School improvement; preparing for the fight over NCLB/ESEA


The Broader, Bolder Approach to Education campaign is now preparing for new debates around re-authorization of "No Child Left Behind" (the Elementary and Secondary Education Act). NCLB has continued to be in force despite the clear lack of improved student outcomes and the law's expiration four years ago. Whether Congress engages this year in the long-overdue reauthorization process or again defers action, BBA will be a vocal participant in the debate. In particular, we will emphasize these key points:
  • Discussion around education reform has come to focus excessively on improving teacher effectiveness as the means of raising student achievement, especially that of disadvantaged students. While educational improvement should include greater support and professional development opportunities for weak teachers and, if that fails, their removal, many other problems faced by schools also demand attention. Learning is impeded by curriculum that is often of poor-quality, lack of school leadership that understands and can improve instruction, and drastic budget cuts that limit teacher recruitment, increase class sizes, and eliminate essential student supports (such as nurses, counselors, and librarians).
  • Increased reliance on low-quality standardized tests of math and reading to measure the quality of schools and of teachers is doing real damage to American public education. These ineffective test-based accountability systems narrow the curriculum especially for disadvantaged children, whose schools have been forced to reduce time devoted to the subjects that make for well-rounded parents, employees, innovators and citizens: the arts, music, literature, history, science, civic education and physical fitness. Pressure to increase scores on tests of basic academic skills channels class time to test preparation, leaving little space for reasoning, critical thinking, and creativity. Today’s low-quality tests are also widely condemned by experts as inappropriate measures of school and teacher quality. Their excessive use results in the misidentification of both excellent and ineffective teachers, leading to the removal of many of the excellent teachers we need badly, rewards for many who are less effective, and widespread confusion and disillusionment.
  • The most serious problems facing American schools lie outside the school walls. Persistent high levels of poverty and rising unemployment mean that children arrive at school each day from homes and communities in stress, without adequate nutrition or health care. The housing crisis has exacerbated low-income families’ instability, with increasing numbers of children homeless. The re-authorization of the Elementary and Secondary Education Act should address these problems by funding and encouraging the coordination of schools with health, social service, parent support, and high-quality after-school and summer programs for low-income children. Failing to do so guarantees that even children with excellent teachers will face additional hurdles to learning.

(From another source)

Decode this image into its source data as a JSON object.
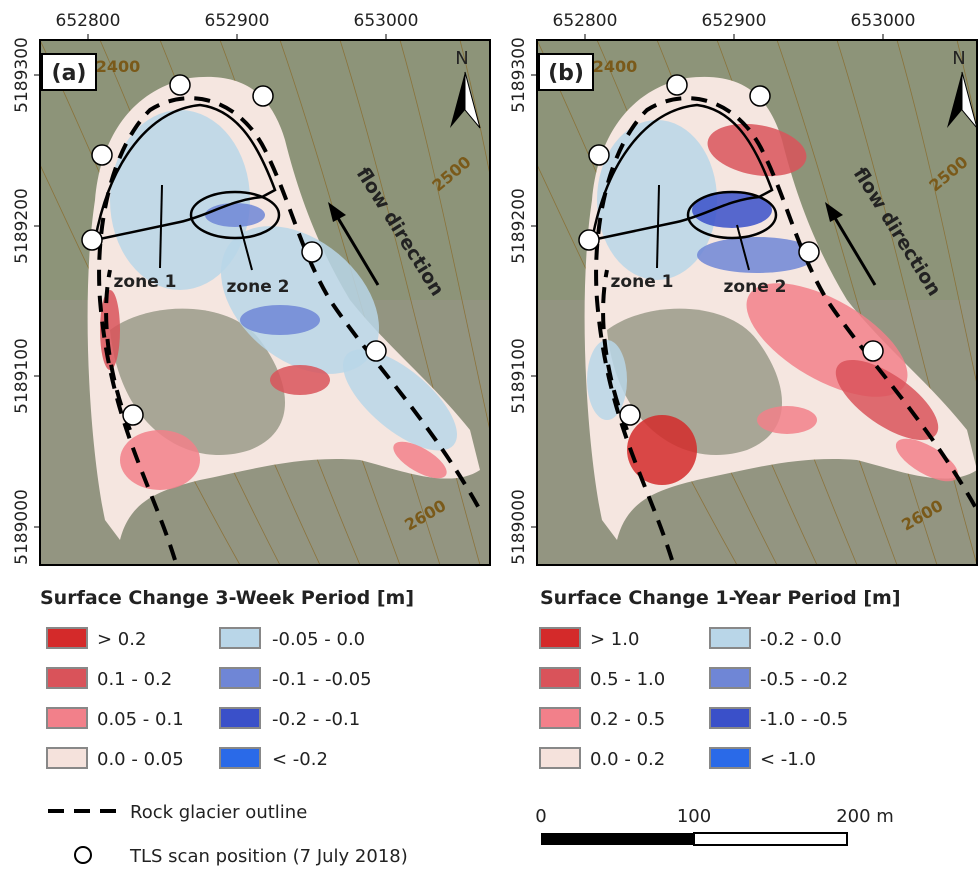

  • Research continues to reinforce the need for dramatic expansion of high-quality early childhood and preschool programs. The achievement gap between middle-class and disadvantaged children is already well established by three years of age, and the majority of children who enter kindergarten far behind never catch up. Early childhood supports must be reinforced with continuing high quality education, but failing to establish the early foundation renders later attempts at remediation very difficult, costly and frequently futile.